(en référence au Great Turning de Joanna Macy)
Tu m’as demandé de te parler du Grand Tournant
De la façon dont nous avons sauvé le monde d’une catastrophe.
La réponse est à la fois simple et complexe.
Nous avons changé de cap.
Pendant des centaines d’années,
nous nous étions détournés de la vie sur terre,
qui devenait de plus en plus précaire
Nous nous étions détournés des personnes sans domicile fixe dans les rues,
De la puanteur de la rivière,
Des enfants orphelins en Irak,
Des mères qui meurent du sida en Afrique.
Nous nous étions détournés parce que c’est ce qu’on nous avait enseigné.
Nous nous étions détournés de notre propre douleur, et de la douleur dans les yeux de l’autre,
Du père ivre, de l’ami trahi.
On nous a toujours dit, par des actes plus forts que les mots, de nous détourner, de nous détourner.
Nous sommes donc devenus un peuple solitaire, pris dans un monde qui évolue trop vite,
trop inconsciemment vers sa propre fin.
Jusqu’à ce qu’il nous semble qu’il n’y ait plus d’espace sûr vers où nous tourner.
Aucun endroit, intérieur ou extérieur, qui ne nous rappelle la peur ou la terreur, le désespoir et la perte, la colère et le chagrin.
Pourtant, un de ces jours, une personne s’est retournée.
Elle s’est tournée vers la douleur.
Elle s’est tournée vers l’étranger.
Elle s’est tournée pour regarder le monde fumant et la haine qui couvait dans les yeux de trop de personnes.
Elle s’est tournée vers elle-même.
Et puis une autre personne s’est aussi tournée. Et une autre. Et une autre.
Et en pleurant, elles se sont prises par la main.
Jusqu’à ce que des groupes entiers de personnes se retournent.
Jeunes et vieux, gays et hétéros.
Des gens de toutes les couleurs, de toutes les nations, de toutes les religions.
Se tournant non seulement vers la douleur et la souffrance,
mais aussi vers la beauté, la gratitude et l’amour.
Se tournant les un.e.s vers les autres avec pardon et un désir de paix dans leur cœur.
Au début, ce retournement donnait le vertige, jusqu’à en être étourdi.
Il y avait des gens qui se tenaient sur le côté, ébahis, qui critiquaient, qui essayaient de faire tomber ceux qui se retournaient.
Mais les gens, qui se retournaient, se relevaient, et s’aidaient les uns les autres à se relever.

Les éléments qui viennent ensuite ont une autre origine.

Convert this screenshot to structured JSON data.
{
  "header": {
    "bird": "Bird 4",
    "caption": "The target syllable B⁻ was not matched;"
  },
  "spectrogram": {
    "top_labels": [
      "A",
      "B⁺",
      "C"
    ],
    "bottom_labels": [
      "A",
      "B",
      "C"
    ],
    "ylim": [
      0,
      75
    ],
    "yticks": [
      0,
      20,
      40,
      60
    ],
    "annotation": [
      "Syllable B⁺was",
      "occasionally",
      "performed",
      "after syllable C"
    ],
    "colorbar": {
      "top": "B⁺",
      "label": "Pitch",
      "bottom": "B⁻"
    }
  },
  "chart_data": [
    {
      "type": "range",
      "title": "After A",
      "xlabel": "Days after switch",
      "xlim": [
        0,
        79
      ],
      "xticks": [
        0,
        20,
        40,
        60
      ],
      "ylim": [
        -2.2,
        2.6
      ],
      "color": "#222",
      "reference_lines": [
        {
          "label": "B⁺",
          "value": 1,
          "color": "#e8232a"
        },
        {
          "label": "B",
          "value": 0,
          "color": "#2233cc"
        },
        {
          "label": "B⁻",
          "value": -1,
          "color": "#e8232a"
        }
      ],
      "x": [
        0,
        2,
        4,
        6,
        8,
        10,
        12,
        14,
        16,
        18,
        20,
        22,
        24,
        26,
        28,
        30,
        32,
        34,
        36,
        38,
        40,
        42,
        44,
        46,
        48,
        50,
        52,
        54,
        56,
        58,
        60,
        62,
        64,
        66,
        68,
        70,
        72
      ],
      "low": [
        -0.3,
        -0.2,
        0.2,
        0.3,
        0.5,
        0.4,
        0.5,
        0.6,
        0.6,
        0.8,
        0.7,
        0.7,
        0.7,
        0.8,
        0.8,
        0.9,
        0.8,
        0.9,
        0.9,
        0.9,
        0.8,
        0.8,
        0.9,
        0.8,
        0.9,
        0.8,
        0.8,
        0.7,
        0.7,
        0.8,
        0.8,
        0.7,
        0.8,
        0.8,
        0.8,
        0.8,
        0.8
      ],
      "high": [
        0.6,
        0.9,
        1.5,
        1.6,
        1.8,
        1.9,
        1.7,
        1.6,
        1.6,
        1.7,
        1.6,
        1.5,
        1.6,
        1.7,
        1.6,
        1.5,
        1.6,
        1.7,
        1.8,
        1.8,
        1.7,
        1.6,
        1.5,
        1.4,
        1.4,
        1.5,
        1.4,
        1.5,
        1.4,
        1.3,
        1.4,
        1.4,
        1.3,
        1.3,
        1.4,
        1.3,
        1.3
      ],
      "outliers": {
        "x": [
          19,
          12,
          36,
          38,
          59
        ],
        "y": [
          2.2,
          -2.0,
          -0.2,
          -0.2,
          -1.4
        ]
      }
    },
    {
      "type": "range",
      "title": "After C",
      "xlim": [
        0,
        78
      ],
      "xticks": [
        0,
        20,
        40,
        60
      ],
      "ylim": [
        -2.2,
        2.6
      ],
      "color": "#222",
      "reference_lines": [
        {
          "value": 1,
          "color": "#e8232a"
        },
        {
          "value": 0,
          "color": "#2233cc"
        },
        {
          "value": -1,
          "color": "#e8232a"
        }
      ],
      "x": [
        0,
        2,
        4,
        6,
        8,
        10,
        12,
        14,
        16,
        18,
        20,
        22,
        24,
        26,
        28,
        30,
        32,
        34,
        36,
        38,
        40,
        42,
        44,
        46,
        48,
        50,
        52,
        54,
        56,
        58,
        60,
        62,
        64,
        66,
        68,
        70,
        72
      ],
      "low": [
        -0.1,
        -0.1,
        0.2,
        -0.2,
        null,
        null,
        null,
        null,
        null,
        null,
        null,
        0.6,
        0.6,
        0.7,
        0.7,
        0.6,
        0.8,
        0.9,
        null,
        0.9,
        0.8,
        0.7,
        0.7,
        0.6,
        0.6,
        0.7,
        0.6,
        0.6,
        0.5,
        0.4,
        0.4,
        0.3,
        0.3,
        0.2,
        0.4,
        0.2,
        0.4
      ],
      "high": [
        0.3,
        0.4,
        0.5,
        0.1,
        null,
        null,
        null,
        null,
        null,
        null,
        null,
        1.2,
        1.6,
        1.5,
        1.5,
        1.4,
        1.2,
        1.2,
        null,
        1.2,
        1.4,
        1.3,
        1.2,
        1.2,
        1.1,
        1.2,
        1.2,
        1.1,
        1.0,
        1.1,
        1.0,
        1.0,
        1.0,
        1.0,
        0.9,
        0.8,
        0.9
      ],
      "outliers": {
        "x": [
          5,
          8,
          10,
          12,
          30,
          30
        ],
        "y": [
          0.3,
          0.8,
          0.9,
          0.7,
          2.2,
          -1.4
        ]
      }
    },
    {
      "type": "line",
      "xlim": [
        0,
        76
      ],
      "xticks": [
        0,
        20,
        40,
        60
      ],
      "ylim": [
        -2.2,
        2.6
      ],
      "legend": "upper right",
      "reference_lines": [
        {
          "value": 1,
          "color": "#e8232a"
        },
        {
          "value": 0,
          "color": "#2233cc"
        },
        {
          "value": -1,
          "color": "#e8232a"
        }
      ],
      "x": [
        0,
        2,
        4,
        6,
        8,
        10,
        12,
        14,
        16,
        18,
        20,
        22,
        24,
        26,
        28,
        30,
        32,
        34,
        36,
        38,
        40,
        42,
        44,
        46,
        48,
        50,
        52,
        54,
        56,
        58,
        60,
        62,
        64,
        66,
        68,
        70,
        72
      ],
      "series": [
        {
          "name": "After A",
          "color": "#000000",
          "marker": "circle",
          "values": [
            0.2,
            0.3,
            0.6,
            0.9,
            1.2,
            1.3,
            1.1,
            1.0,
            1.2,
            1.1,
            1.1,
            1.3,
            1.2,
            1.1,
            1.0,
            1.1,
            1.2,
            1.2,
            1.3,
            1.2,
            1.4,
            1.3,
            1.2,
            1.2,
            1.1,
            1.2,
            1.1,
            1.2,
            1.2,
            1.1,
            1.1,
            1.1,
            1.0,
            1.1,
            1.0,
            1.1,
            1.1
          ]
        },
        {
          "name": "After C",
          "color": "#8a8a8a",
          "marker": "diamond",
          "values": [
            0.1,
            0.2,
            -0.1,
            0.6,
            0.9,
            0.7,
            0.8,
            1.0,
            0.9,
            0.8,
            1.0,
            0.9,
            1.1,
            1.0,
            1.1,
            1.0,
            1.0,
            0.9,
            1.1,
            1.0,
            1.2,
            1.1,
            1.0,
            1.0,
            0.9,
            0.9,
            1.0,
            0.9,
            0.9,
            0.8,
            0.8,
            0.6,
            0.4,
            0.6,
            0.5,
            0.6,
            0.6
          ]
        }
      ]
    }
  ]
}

Leurs rires et leur gentillesse ont fait entrer d’autres personnes dans le cercle de celles qui se retournaient
Jusqu’à ce que même les opposants commencent à sourire et à hésiter.
Lorsque les gens se sont retournés, ils ont commencé à tourner sur eux-mêmes
A retisser la toile de la vie, à réparer les déchirures choquantes,
A la reconstituer avec les couleurs de la terre,
A y coudre de minuscules miroirs pour que la beauté de chaque personne, de chaque créature, de chaque plante, de chaque vie puissent être vue et respectée.
Et quand les gens se sont retournés, quand ils ont filé comme la terre à travers l’univers,
La toile s’est enroulée autour d’eux comme une couverture douce.
Il faut faire comprendre qu’alors toutes les personnes étaient aimée, sans séparation.
Alors que cet amour s’infiltrait dans chaque fissure et chaque crevasse, les gens ont commencé à s’éveiller et à s’émerveiller,
pour respirer et rendre grâce, pour célébrer ensemble.
Et ainsi le monde a été sauvé, mais seulement tant que toi aussi, ma douce, tu te souviendras de te transformer.